Aarav mengerti sekarang, mereka memang sama namun di antara salah satunya hanya Barbara yang bisa membuat jantungnya berdetak seperti ini. Sejauh hubungan mereka nanti Aarav yakin tidak akan pernah ada detak kan ini, karena pemiliknya bukan Bianca. Pemiliknya ada di depannya, menatapnya dengan penuh keberanian. Selama ini Aarav terlalu bodoh untuk mencari tahu kehidupan Wanita ini. Aarav terlalu bahagia untuk kehidupan mendatangnya. Tidak tahu karena terlalu bahagia orang yang dia inginkan bukan lah sosok yang di carinya.
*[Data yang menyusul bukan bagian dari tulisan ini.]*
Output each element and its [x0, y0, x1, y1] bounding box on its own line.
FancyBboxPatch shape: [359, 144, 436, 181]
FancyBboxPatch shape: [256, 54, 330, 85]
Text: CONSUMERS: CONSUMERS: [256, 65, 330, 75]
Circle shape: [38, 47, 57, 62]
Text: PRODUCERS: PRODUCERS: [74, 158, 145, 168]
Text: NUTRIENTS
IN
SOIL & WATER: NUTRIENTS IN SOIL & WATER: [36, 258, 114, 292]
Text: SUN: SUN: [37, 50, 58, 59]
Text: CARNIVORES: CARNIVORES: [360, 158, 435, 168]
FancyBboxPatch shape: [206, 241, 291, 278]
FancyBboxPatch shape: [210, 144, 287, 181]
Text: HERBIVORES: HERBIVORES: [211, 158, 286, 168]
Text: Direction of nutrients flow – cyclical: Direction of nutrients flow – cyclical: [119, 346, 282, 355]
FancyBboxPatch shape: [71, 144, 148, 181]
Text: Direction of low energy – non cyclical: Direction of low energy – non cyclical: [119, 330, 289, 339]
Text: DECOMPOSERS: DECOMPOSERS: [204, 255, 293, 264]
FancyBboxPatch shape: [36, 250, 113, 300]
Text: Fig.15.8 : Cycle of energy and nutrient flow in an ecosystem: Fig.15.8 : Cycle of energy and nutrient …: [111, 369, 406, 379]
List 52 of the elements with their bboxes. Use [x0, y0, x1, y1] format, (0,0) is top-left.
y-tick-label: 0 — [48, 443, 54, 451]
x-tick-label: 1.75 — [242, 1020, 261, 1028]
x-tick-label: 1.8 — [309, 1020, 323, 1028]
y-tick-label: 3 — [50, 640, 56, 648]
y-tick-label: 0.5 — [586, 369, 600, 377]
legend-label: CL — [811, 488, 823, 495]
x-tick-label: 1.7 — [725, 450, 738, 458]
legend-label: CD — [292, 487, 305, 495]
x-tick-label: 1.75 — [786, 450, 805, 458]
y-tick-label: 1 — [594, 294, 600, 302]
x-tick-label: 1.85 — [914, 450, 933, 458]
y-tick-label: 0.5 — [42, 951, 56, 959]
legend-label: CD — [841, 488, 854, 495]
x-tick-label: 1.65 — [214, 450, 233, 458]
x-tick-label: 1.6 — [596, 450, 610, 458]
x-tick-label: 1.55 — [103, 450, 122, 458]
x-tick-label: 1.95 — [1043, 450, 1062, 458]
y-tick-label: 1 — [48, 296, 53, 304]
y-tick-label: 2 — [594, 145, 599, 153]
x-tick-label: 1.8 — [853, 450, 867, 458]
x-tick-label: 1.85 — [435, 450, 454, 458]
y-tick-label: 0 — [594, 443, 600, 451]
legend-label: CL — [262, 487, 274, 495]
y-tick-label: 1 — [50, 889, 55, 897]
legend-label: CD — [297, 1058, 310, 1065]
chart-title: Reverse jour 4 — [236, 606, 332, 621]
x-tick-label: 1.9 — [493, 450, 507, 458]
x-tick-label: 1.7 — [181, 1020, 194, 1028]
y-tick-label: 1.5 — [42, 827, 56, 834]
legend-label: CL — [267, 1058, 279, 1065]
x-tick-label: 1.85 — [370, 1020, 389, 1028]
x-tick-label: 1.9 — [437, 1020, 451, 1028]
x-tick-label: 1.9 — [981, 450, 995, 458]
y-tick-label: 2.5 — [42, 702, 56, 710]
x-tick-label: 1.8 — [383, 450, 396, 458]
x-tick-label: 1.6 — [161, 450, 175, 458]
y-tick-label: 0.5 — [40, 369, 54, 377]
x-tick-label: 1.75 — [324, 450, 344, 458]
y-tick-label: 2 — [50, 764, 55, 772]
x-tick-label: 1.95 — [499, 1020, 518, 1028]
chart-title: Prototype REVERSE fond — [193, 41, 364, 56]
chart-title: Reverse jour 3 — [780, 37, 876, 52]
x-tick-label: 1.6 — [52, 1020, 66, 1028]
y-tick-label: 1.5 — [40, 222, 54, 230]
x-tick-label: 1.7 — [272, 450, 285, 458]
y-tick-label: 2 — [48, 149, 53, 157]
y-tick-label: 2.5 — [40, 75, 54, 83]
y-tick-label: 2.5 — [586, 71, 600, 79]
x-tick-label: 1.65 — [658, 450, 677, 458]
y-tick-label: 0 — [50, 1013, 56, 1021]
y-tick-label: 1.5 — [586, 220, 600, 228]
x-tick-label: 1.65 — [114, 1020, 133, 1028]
"Ayo masuklah lebih dulu. Kita bisa membicarakannya di dalam dan jangan lupa, aku sedang marah padamu karena kau pergi dari rumah tanpa persetujuan dariku."
"Apa kau bodoh? Jika aku meminta izin kabur darimu itu sama saja aku kembali pada lubang yang sama."
"Setidaknya aku tidak akan melarang mu, jika kau meminta izin padaku."
"Ya sudah kalau begitu aku meminta izin pergi dan tidak akan kembali. Kau pasti mengizinkanku, bukan?"
"Jika hal itu aku tidak akan mengizinkan mu."
"Kalau begitu jangan berbicara tentang izin perizinan jika akhirnya kau sendiri pun tidak menepati ucapan mu itu." Aarav menghembuskan napas.
Orang mungkin menganggapnya manusia jahat yang slalu membuat orang-orang tersakiti namun jika memang itu pemikiran orang lain Aarav terima. Karena bagaimana pun orang lain hanya akan melihat dari sisi negatifnya bukan dari sisi positifnya.
"Ya sudah ayo kita masuk."
"Aku akan menerima semua alasanmu apapun itu tapi kau harus menjawab dengan jujur."
"Walaupun kau harus menjadi istriku?" Barbara terdiam.
Alasan, memang itulah yang dia inginkan. Alasan apapun itu Barbara akan terima asalkan memang menyangkut kebaikan. Dan Barbara pun merasa tidak suka jika apapun urusannya di sangkut pautkan pada keluarganya.
Aarav berpikir, apakah sudah saatnya dia bercerita pada orang lain? Tapi Aarav belum sanggup untuk melihat tatapan prihatin padanya. Tapi dia pun bingung jika memang alasan inilah yang bisa membuat Barbara bertahan di sampingnya, sepertinya tidak ada salahnya mengutarakan ceritanya. Namun cerita apa? Selama ini Aarav menginginkan Barbara karena mencintainya bukan alasan apapun.
"Baiklah, nanti akan aku ceritakan alasan apa aku menginginkanmu."